Church (Pieced) - Somers pioneers financed and donated time and talent to build churches soon after their own homes were built. Our early pioneers made it priority to celebrate religious freedom. The Somers Presbyterian Church was erected in 1839 and the Methodist Episcopal Church completed in 1840.
Butter & Churn (Pieced) - This block commemorates the importance of creameries to the pioneer dairy farmers of Somers. As early as 1898, the village of Somers had a creamery ice house, churns, later a bottling plant, and the creameries played a key role in shipping dairy products via the railroad to the Chicago market.
Drunkard's Path (Pieced) - This block represents the many taverns and early saloons in the town.
4-H (Pieced) - Somers has had a 4-H youth group since the 1920's.

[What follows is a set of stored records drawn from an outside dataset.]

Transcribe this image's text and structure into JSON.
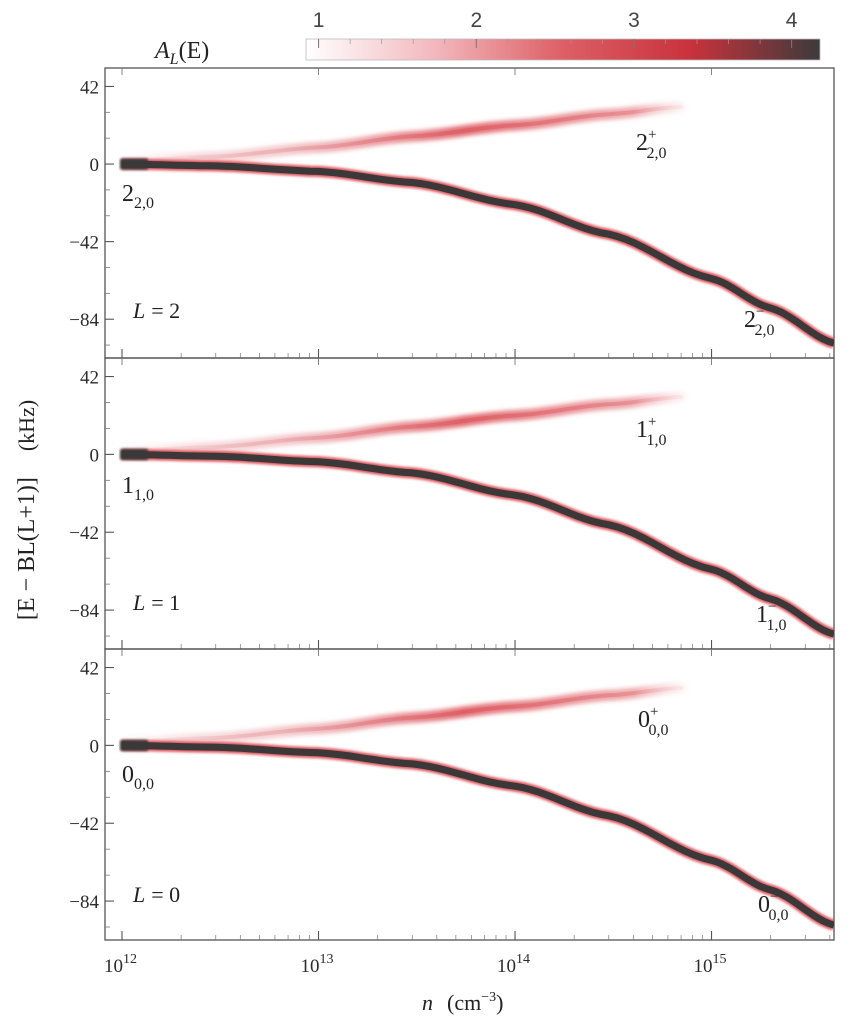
{
  "chart_data": {
    "type": "line",
    "x_scale": "log",
    "xlim": [
      1000000000000.0,
      4200000000000000.0
    ],
    "ylim": [
      -105,
      52
    ],
    "xlabel": {
      "var": "n",
      "unit": "(cm",
      "unit_exp": "−3",
      "unit_close": ")"
    },
    "ylabel": {
      "text": "[E − BL(L+1)]",
      "unit": "(kHz)"
    },
    "x_ticks": [
      {
        "value": 1000000000000.0,
        "base": "10",
        "exp": "12"
      },
      {
        "value": 10000000000000.0,
        "base": "10",
        "exp": "13"
      },
      {
        "value": 100000000000000.0,
        "base": "10",
        "exp": "14"
      },
      {
        "value": 1000000000000000.0,
        "base": "10",
        "exp": "15"
      }
    ],
    "y_ticks": [
      {
        "value": 42,
        "label": "42"
      },
      {
        "value": 0,
        "label": "0"
      },
      {
        "value": -42,
        "label": "−42"
      },
      {
        "value": -84,
        "label": "−84"
      }
    ],
    "colorbar": {
      "title": "A",
      "title_sub": "L",
      "title_tail": "(E)",
      "range": [
        0.92,
        4.18
      ],
      "ticks": [
        "1",
        "2",
        "3",
        "4"
      ],
      "colors": [
        "#ffffff",
        "#f2b8bd",
        "#dd5f66",
        "#c8323c",
        "#3d3a3b"
      ]
    },
    "panels": [
      {
        "L_text": "L = 2",
        "L_var": "L",
        "L_val": "= 2",
        "series": [
          {
            "base": "2",
            "sub": "2,0",
            "sup": "",
            "x": [
              1000000000000.0,
              3000000000000.0,
              10000000000000.0,
              30000000000000.0,
              100000000000000.0,
              300000000000000.0,
              1000000000000000.0,
              2000000000000000.0,
              4200000000000000.0
            ],
            "y": [
              0,
              -1,
              -4,
              -10,
              -22,
              -38,
              -62,
              -78,
              -97
            ]
          },
          {
            "base": "2",
            "sub": "2,0",
            "sup": "+",
            "x": [
              1000000000000.0,
              3000000000000.0,
              10000000000000.0,
              30000000000000.0,
              100000000000000.0,
              300000000000000.0,
              700000000000000.0
            ],
            "y": [
              2,
              4,
              9,
              15,
              21,
              27,
              31
            ]
          },
          {
            "base": "2",
            "sub": "2,0",
            "sup": "−"
          }
        ]
      },
      {
        "L_text": "L = 1",
        "L_var": "L",
        "L_val": "= 1",
        "series": [
          {
            "base": "1",
            "sub": "1,0",
            "sup": "",
            "x": [
              1000000000000.0,
              3000000000000.0,
              10000000000000.0,
              30000000000000.0,
              100000000000000.0,
              300000000000000.0,
              1000000000000000.0,
              2000000000000000.0,
              4200000000000000.0
            ],
            "y": [
              0,
              -1,
              -4,
              -10,
              -22,
              -38,
              -62,
              -78,
              -97
            ]
          },
          {
            "base": "1",
            "sub": "1,0",
            "sup": "+",
            "x": [
              1000000000000.0,
              3000000000000.0,
              10000000000000.0,
              30000000000000.0,
              100000000000000.0,
              300000000000000.0,
              700000000000000.0
            ],
            "y": [
              2,
              4,
              9,
              15,
              21,
              27,
              31
            ]
          },
          {
            "base": "1",
            "sub": "1,0",
            "sup": "−"
          }
        ]
      },
      {
        "L_text": "L = 0",
        "L_var": "L",
        "L_val": "= 0",
        "series": [
          {
            "base": "0",
            "sub": "0,0",
            "sup": "",
            "x": [
              1000000000000.0,
              3000000000000.0,
              10000000000000.0,
              30000000000000.0,
              100000000000000.0,
              300000000000000.0,
              1000000000000000.0,
              2000000000000000.0,
              4200000000000000.0
            ],
            "y": [
              0,
              -1,
              -4,
              -10,
              -22,
              -38,
              -62,
              -78,
              -97
            ]
          },
          {
            "base": "0",
            "sub": "0,0",
            "sup": "+",
            "x": [
              1000000000000.0,
              3000000000000.0,
              10000000000000.0,
              30000000000000.0,
              100000000000000.0,
              300000000000000.0,
              700000000000000.0
            ],
            "y": [
              2,
              4,
              9,
              15,
              21,
              27,
              31
            ]
          },
          {
            "base": "0",
            "sub": "0,0",
            "sup": "−"
          }
        ]
      }
    ]
  }
}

Arrowhead (Applique) - Arrowheads, projectile points and scrapping tool artifacts have been found by many farmers in Somers township, typically after a rain brings the artifacts to the surface of a freshly tilled field. Museum archaeologists have confirmed, by evidence of the artifacts, that Native Americans inhabited Somers township as far back as 10,000 B.C.
Schoolhouse (Pieced) - Thirteen school districts were approved for the Town of Somers in the 1840's. These were originally one-room schools; the first being built in 1840. The original 1848 Pike River school has been preserved, renovated and moved to Hawthorne Hollow. This block represents the type of school in which Somers pioneers received their education - eight grades in one room.

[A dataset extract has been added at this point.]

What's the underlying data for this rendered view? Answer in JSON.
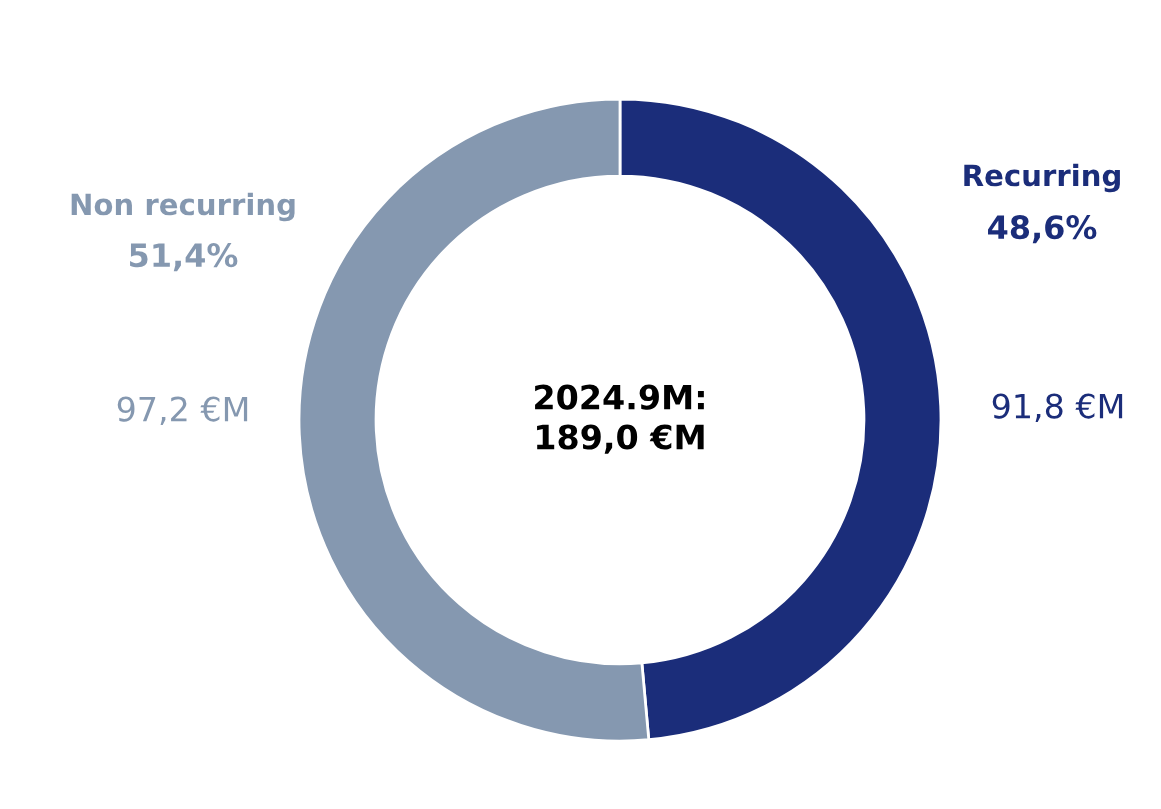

Fire Truck (Pieced and Applique) - This block commemorates the establishment of the Somers Volunteer Fire Department in 1934. A former Chevrolet garage was converted into the first fire station which housed fire apparatus including the purchase of the first fire engine, a 1934 Dodge Brothers, manufactured by the Peter Pirsch Company which operated in Kenosha.
Rescue Squad (Pieced and Applique) - In 1977 the Somers Rescue Squad was formed as a volunteer organization which worked closely with the Somers Volunteer Fire Department. Both the Rescue and Fire volunteer departments joined and reorganized in 2006.
Red Cross (Pieced) - This block recognizes the strong commitment of Somers residents to volunteering time and talent to civic organizations. The Literary Society of Somers, Prohibition Club of Somers, Somers Camp No. 826 Modern Woodmen of America, Somers Baseball Club, Somers Township Study Club, and Royal Neighbors 500 Club, are some of the organizations that were established and active in the 1800's.